Cette politique commerciale provoque une chute drastique des prix. Les alvéoles d’œufs qui coûtaient entre 1 300 F et 2 200 F, se vendent depuis quelques semaines entre 800 F et 1 500 F. Le poulet de 2 200 F est actuellement écoulé à 1 800 F, tandis que celui de 5 000 F se liquide à 3000-3500 F. C’est une aubaine pour les consommateurs qui se rappellent la pleine période de la grippe aviaire. Du côté des producteurs cependant, c’est la grise mine qui est affichée. Selon Léopold Kamga, éleveur et président régional de l’Interprofession avicole du Cameroun (Ipavic) à l’Ouest, il y a lieu de s’inquiéter. « Jusqu’à ce jour, les interdictions faites pour contrer la grippe aviaire, n’ont pas été toutes levées. Conséquence, les œufs que nous écoulions dans toute l’Afrique centrale et une partie de l’Afrique australe, restent chez nous », déplore-t-il.

Notre interlocuteur va plus loin et affirme que si rien n’est fait, le Cameroun sera bientôt en manque de poulets et d’œufs de table. Et pour cause ! A ce jour, certains opérateurs de ce secteur ont quitté le navire et la saignée se poursuit. Par ailleurs, les prix bas actuellement pratiqués sur le marché ne permettent pas aux producteurs de rentrer dans leurs frais. « Le coût de production d’un poulet est d’environ 2 000 F. Il est actuellement écoulé à 1 500 F. Soit une perte de 500 F par sujet dans le capital du producteur. Il en est de même pour les œufs de table », précise Emmanuel Ngnizeko, éleveur.
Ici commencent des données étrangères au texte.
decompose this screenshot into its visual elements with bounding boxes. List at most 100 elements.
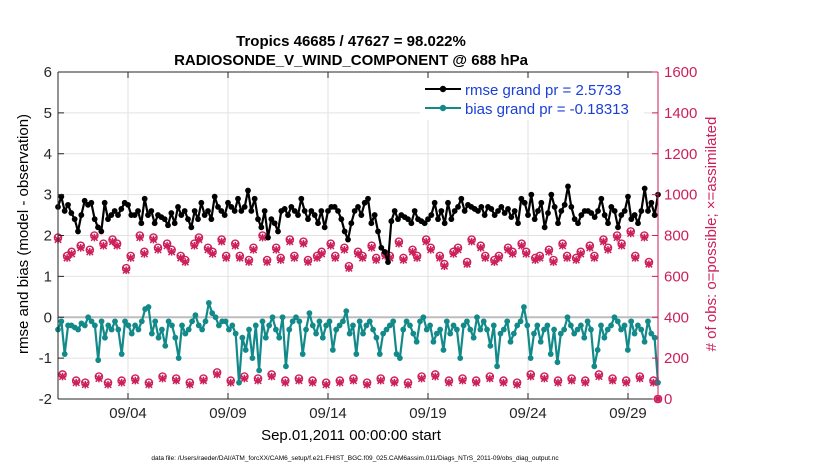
obs-assimilated-marker — [404, 380, 412, 389]
rmse-marker — [168, 210, 175, 216]
rmse-marker — [345, 236, 351, 243]
obs-assimilated-marker — [104, 380, 112, 389]
rmse-marker — [508, 214, 515, 221]
rmse-marker — [481, 212, 488, 218]
rmse-marker — [548, 191, 555, 198]
bias-marker — [360, 330, 366, 337]
rmse-marker — [255, 216, 261, 223]
obs-assimilated-marker — [449, 250, 458, 258]
x-tick-label: 09/24 — [509, 405, 547, 422]
bias-marker — [604, 326, 611, 333]
obs-assimilated-marker — [399, 256, 408, 264]
bias-marker — [480, 318, 487, 325]
rmse-marker — [91, 216, 98, 223]
bias-marker — [561, 326, 568, 333]
rmse-marker — [171, 220, 178, 227]
rmse-marker — [525, 212, 531, 218]
bias-marker — [192, 312, 199, 319]
obs-assimilated-marker — [199, 376, 208, 385]
obs-assimilated-marker — [363, 380, 371, 389]
obs-assimilated-marker — [117, 378, 126, 387]
bias-marker — [88, 318, 95, 325]
obs-assimilated-marker — [567, 376, 576, 385]
bias-marker — [185, 326, 192, 333]
y-tick-label-left: 6 — [44, 64, 52, 81]
y-tick-label-left: 4 — [44, 146, 52, 163]
bias-marker — [105, 322, 112, 329]
rmse-marker — [98, 228, 105, 235]
bias-marker — [497, 330, 504, 337]
obs-assimilated-marker — [499, 378, 508, 387]
rmse-marker — [68, 210, 75, 216]
rmse-marker — [408, 220, 415, 227]
obs-assimilated-marker — [358, 254, 367, 262]
bias-marker — [145, 304, 152, 310]
obs-assimilated-marker — [581, 378, 590, 387]
obs-assimilated-marker — [286, 237, 294, 246]
bias-marker — [440, 347, 447, 353]
bias-marker — [551, 326, 557, 333]
obs-assimilated-marker — [531, 256, 540, 264]
bias-marker — [132, 322, 138, 329]
y-tick-label-left: -1 — [39, 350, 52, 367]
bias-marker — [598, 322, 604, 329]
rmse-marker — [558, 208, 565, 214]
rmse-marker — [191, 208, 198, 214]
bias-marker — [313, 330, 320, 337]
bias-marker — [396, 355, 403, 362]
obs-assimilated-marker — [76, 243, 85, 252]
bias-marker — [246, 326, 252, 333]
rmse-marker — [235, 195, 241, 202]
bias-marker — [541, 326, 547, 333]
bias-marker — [641, 338, 648, 345]
y-tick-label-right: 0 — [664, 391, 672, 408]
bias-marker — [614, 318, 621, 325]
bias-marker — [544, 322, 551, 329]
rmse-marker — [238, 208, 245, 214]
obs-assimilated-marker — [626, 229, 635, 238]
obs-assimilated-marker — [345, 264, 353, 272]
x-tick-label: 09/14 — [309, 405, 347, 422]
bias-marker — [547, 351, 554, 357]
bias-marker — [557, 330, 564, 337]
bias-marker — [581, 334, 588, 341]
bias-marker — [329, 347, 336, 353]
bias-marker — [350, 322, 356, 329]
bias-marker — [417, 318, 423, 325]
rmse-marker — [101, 199, 108, 206]
rmse-marker — [65, 201, 71, 208]
bias-marker — [517, 318, 524, 325]
rmse-marker — [381, 248, 388, 255]
bias-marker — [467, 326, 474, 333]
bias-marker — [578, 322, 584, 329]
obs-assimilated-marker — [58, 372, 67, 381]
bias-marker — [624, 347, 631, 353]
bias-marker — [252, 322, 259, 329]
bias-marker — [58, 318, 65, 325]
rmse-marker — [208, 216, 215, 223]
obs-assimilated-marker — [86, 248, 94, 256]
rmse-marker — [611, 208, 618, 214]
rmse-marker — [81, 197, 88, 204]
rmse-marker — [615, 224, 621, 231]
bias-marker — [487, 342, 494, 349]
bias-marker — [477, 326, 484, 333]
obs-assimilated-marker — [99, 241, 108, 250]
bias-marker — [504, 318, 511, 325]
obs-assimilated-marker — [322, 380, 330, 389]
bias-marker — [433, 330, 440, 337]
bias-marker — [309, 322, 316, 329]
bias-marker — [135, 326, 142, 333]
rmse-marker — [188, 224, 195, 231]
rmse-marker — [551, 203, 558, 210]
obs-assimilated-marker — [213, 370, 221, 379]
rmse-marker — [501, 210, 508, 216]
y-axis-left-label: rmse and bias (model - observation) — [15, 114, 32, 354]
rmse-marker — [385, 259, 391, 265]
bias-marker — [95, 357, 102, 364]
rmse-marker — [178, 212, 185, 218]
bias-marker — [266, 322, 273, 329]
rmse-marker — [575, 220, 581, 227]
rmse-marker — [348, 220, 355, 227]
axes: 09/04 09/09 09/14 09/19 09/24 09/29 -2 -1 0 1 2 3 4 5… — [39, 64, 698, 422]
Une saignée qui touche l’en- semble de la chaîne. Les producteurs de poussins quant à eux sont obligés d’étouffer leurs produits faute de pre- neurs. Les machines de produc tion d’aliments sont à l’arrêt. L’inquiétude de l’Ipavic, c’est donc d’aller vers une baisse généralisée de la production, avec pour conséquence la diminution de l’offre et la hausse des prix sur le marché .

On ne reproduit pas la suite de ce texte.